Adonay Alfaro

Personal information
- Full name: Adonay Alfaro Murcia
- Place of birth: San José, Costa Rica
- Position(s): Midfielder

Senior career*
- Years: Team / Apps / (Gls)
- 1996: Toronto Supra / 14 / (5)
- 1997: San Antonio Pumas / 7 / (0)

= Adonay Alfaro =

Costa Rican footballer

Adonay Alfaro Murcia is a former Costa Rican Soccer player who played in Costa Rican Primera Division and Segunda Division organized by FEDEFUTBOL. He also played in the USISL D-3 Pro League, and the Canadian National Soccer League. He is an experienced Web and Graphic Designer now living in San Jose, CR.

== Playing career ==
Murcia moved to Canada in 1992, and played with Toronto Blizzards on the APSL. Also Played for Toronto Croatia and Toronto Supra of the Canadian National Soccer League.

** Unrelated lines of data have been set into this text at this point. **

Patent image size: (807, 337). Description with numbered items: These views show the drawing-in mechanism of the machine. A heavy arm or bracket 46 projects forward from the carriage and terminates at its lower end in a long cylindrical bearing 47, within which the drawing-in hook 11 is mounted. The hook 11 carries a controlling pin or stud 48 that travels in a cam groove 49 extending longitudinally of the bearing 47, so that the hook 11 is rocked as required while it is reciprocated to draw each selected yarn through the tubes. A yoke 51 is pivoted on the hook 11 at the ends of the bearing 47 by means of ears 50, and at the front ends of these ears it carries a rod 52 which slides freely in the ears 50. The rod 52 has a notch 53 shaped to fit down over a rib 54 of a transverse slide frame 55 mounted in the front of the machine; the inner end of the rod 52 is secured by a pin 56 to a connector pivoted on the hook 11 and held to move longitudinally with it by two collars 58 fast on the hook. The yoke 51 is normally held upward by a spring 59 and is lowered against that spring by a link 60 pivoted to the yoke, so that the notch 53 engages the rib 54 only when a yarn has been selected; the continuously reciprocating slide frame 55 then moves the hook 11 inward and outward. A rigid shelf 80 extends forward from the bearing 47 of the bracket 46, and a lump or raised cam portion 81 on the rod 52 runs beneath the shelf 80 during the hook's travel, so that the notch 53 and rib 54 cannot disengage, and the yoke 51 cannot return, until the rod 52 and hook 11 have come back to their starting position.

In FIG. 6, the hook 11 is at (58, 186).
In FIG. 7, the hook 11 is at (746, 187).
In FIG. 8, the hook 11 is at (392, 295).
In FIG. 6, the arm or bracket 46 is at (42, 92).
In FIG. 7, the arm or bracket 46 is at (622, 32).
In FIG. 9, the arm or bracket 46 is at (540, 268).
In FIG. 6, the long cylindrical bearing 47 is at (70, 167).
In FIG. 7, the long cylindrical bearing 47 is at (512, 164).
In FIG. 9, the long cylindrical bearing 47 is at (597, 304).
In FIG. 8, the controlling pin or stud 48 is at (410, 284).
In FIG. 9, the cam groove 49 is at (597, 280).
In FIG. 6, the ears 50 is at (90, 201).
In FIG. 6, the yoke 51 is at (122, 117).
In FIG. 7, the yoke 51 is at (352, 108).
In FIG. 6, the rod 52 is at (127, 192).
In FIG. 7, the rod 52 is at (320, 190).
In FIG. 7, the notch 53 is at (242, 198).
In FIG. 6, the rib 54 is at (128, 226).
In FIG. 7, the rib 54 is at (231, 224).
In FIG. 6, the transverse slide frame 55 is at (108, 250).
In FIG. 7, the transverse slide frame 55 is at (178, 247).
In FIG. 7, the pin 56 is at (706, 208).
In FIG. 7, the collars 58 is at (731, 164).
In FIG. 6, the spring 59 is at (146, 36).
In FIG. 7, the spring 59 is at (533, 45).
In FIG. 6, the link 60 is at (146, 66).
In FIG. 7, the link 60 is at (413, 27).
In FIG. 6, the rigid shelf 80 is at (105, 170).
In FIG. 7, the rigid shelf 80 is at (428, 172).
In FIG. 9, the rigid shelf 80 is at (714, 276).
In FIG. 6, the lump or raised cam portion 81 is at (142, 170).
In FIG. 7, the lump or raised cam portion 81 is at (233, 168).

He would help Supra finish third in the league standings, and secured a postseason berth for the club. They were eliminated in the semi-finals and lost the series on 2–1 on goals on aggregate to the St. Catharines Wolves. In 1997, he abroad to the United States and signed with San Antonio Pumas of the USISL D-3 Pro League. During his tenure with San Antonio he helped the club reach the playoffs, before they were eliminated in the division finals to the Houston Hurricanes. After the 1997 season he retired from competitive football, and enrolled to San Antonio College, graduated with honors and is currently working in Web design.